The Newton Fund will support interdisciplinary research and human resources qualification projects for the development of researches related to zika virus and its impact in the society. The purpose is for these studies to result in training courses, methodologies, protocols and applied social research. Foundations that support research in some states, the Brazilian National Council for Scientific and Technological Development (CNPq) and Fiocruz participated in the initiative. The projects approved by the Newton Fund will be part of the Social Sciences and Humanities Network, Zika Virus.

“The scientific field must not only respond to the epidemiological threat, but also seek to collectively create responses integrated to social perception and participation. Our social sciences network seeks to contribute to understanding these matters by producing knowledge under an interdisciplinary perspective, and proposing concrete actions in the face of the epidemics and its consequences,” said Lima. Until now, the project partners are University of the State of Rio de Janeiro (UERJ), the Federal University of Rio de Janeiro (UFRJ), the universities of Oxford and York, the King’s College and the Inserm. All projects will give answers to the Brazilian Unified Health System (SUS) demands.
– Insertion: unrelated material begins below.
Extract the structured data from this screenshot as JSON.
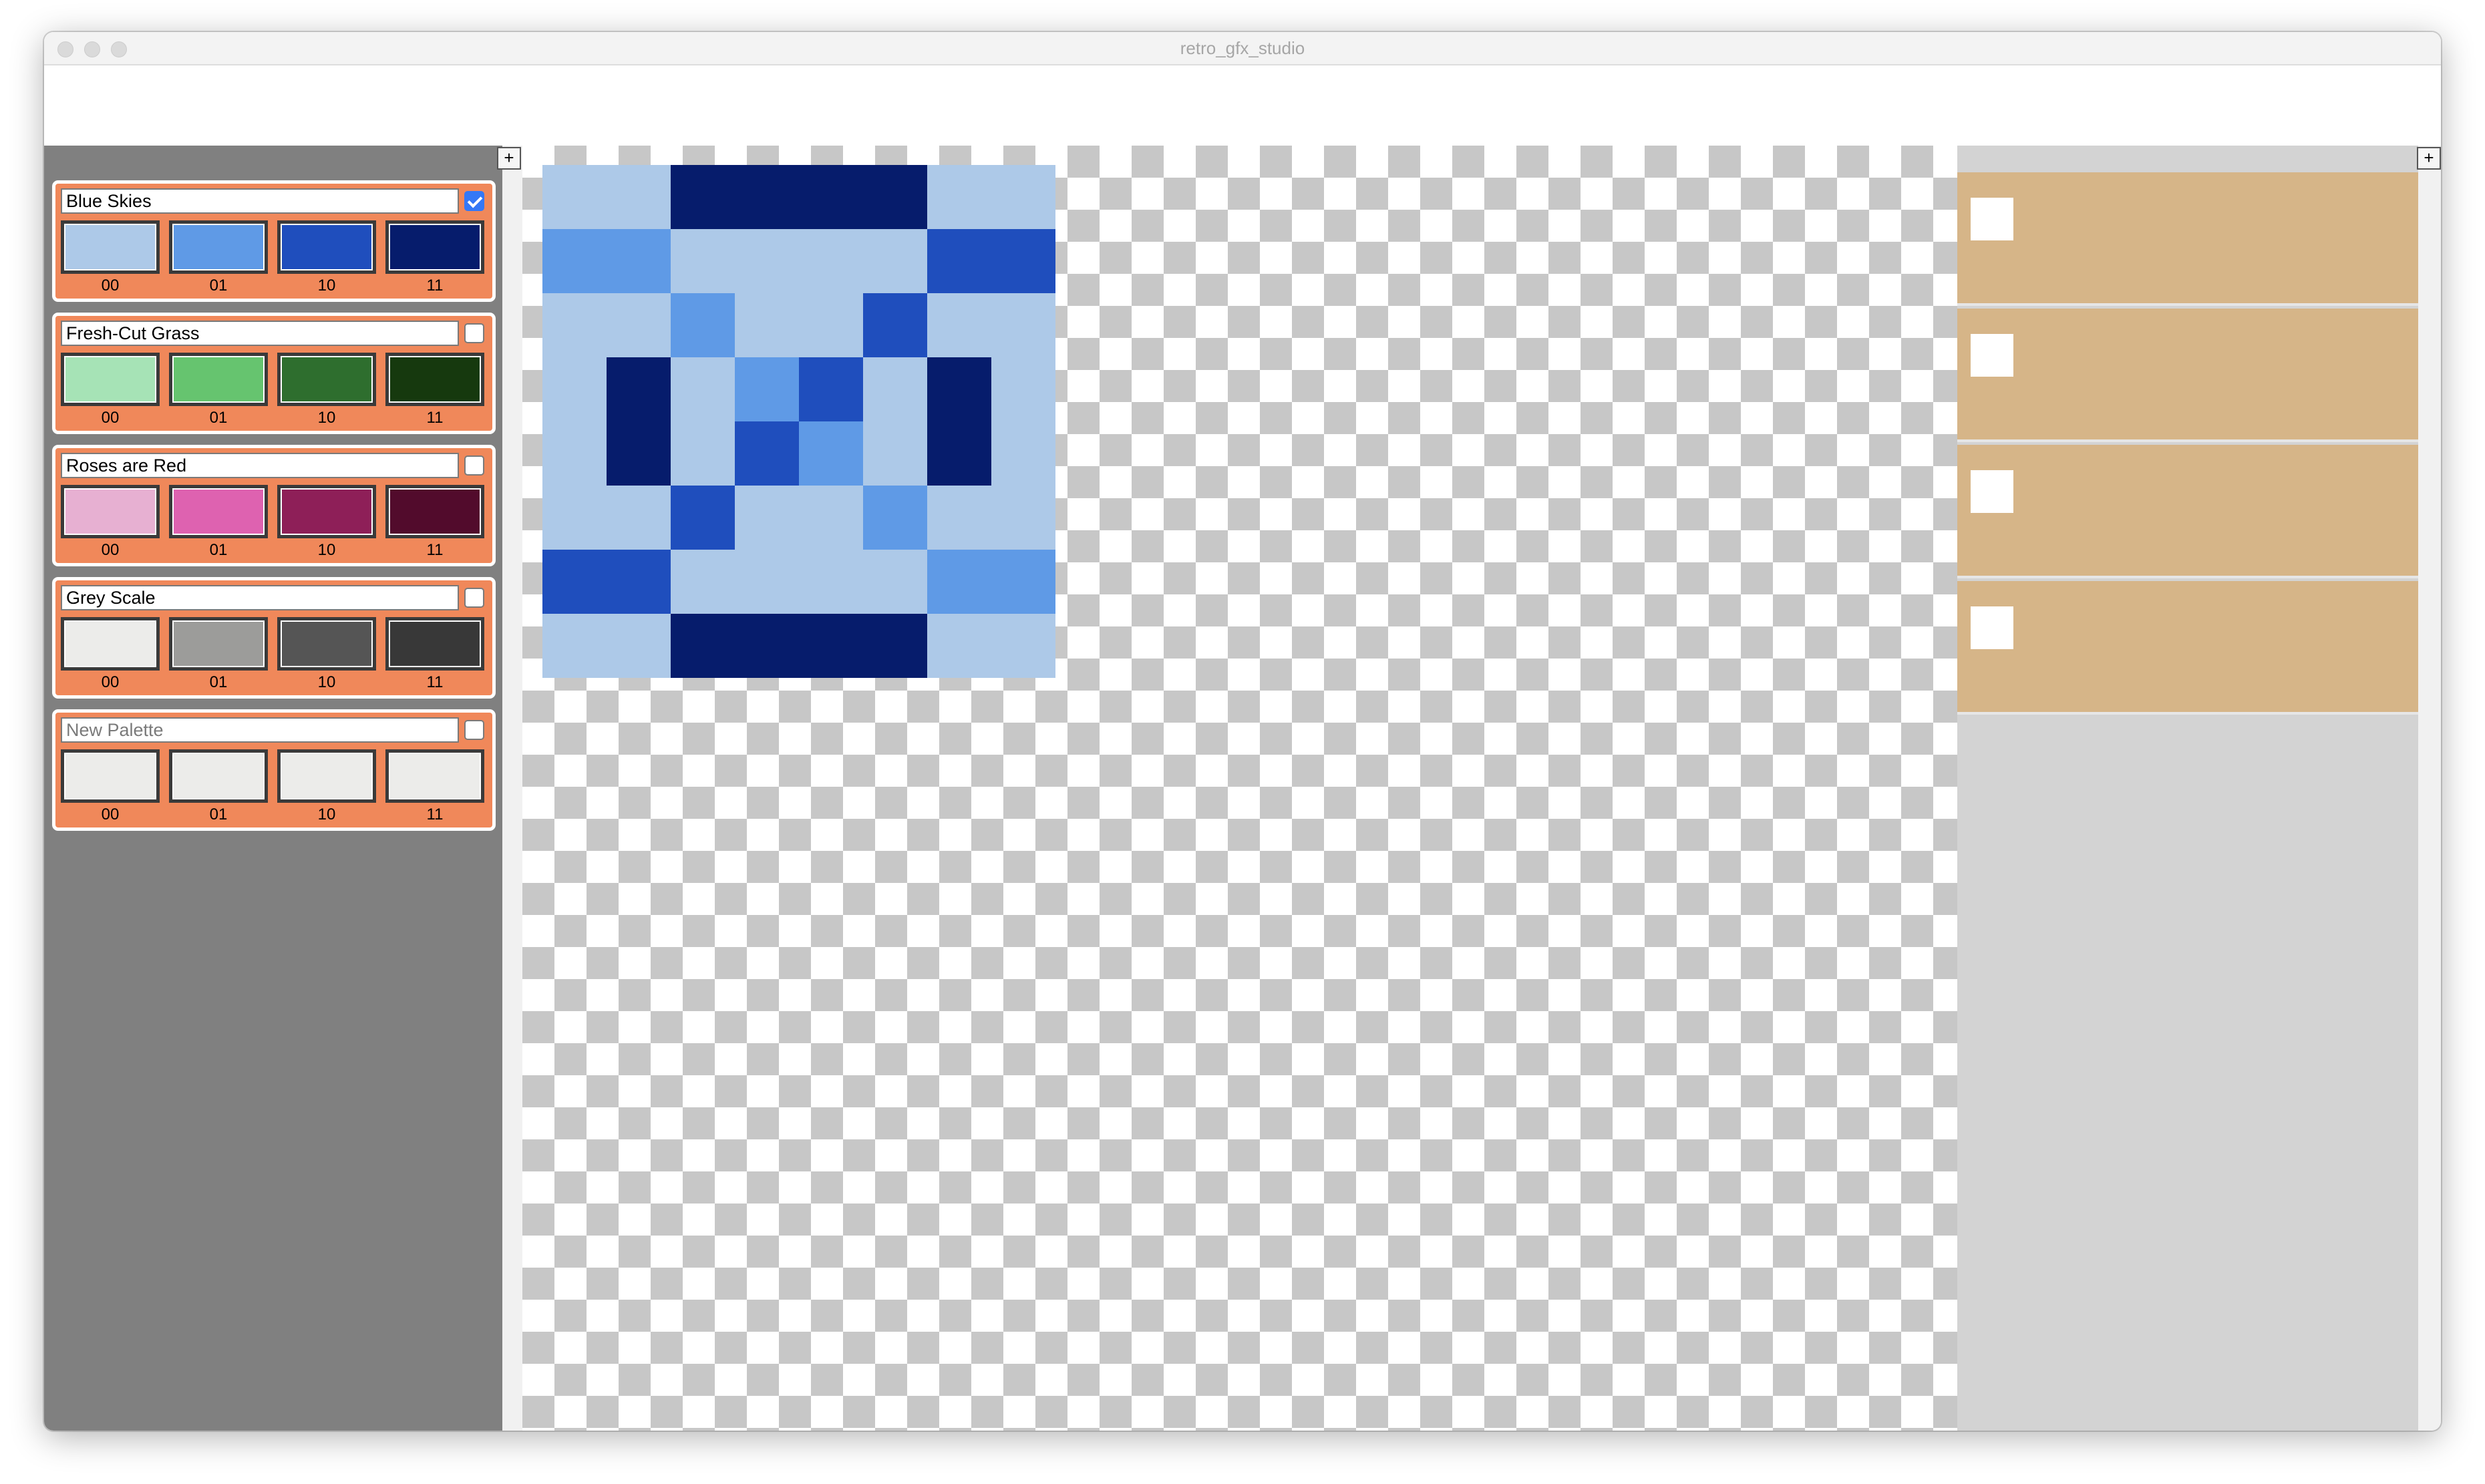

The four Fiocruz projects that will be financed in partnership with the Newton Fund are: Supporting health professionals to provide care to families of children with congenital syndromes related to Zika virus in Brazil, by Luciana Sepúlveda Koptcke; Acting in an uncertain world: mapping public health responses to the Zika epidemic in Brazil, by Gustavo Correa Matta; Women’s social movements and the response to Zika and microcephaly in Brazil: addressing neglect through community-centred approaches, by Denise Nacif Pimenta; and Modelling and Mapping statistical probabilities; correlation between Zika virus transmission, sanitary and drainage conditions in Metropolitan Area of Fortaleza/Ceará (Brazil), by Debora Cynamon Kligerman.

The network has the purpose of defining an integrated research and education agenda to contribute to social and human sciences in order to face the health crisis, its implications in the medium and long-term; constituting a historical, bibliographical and multimedia database on the epidemics in Brazil; providing subsidies for the creation of public policies that respond to the diversity and social inequalities produced in the national territory; and producing educational and research strategies articulated with social movements, scientific community and policy makers focused on the Unified Health System. According to Lima, the goal is to generate synergies between epidemiological, clinical and bench studies, and those focused on the social and human dimensions of the triple epidemic.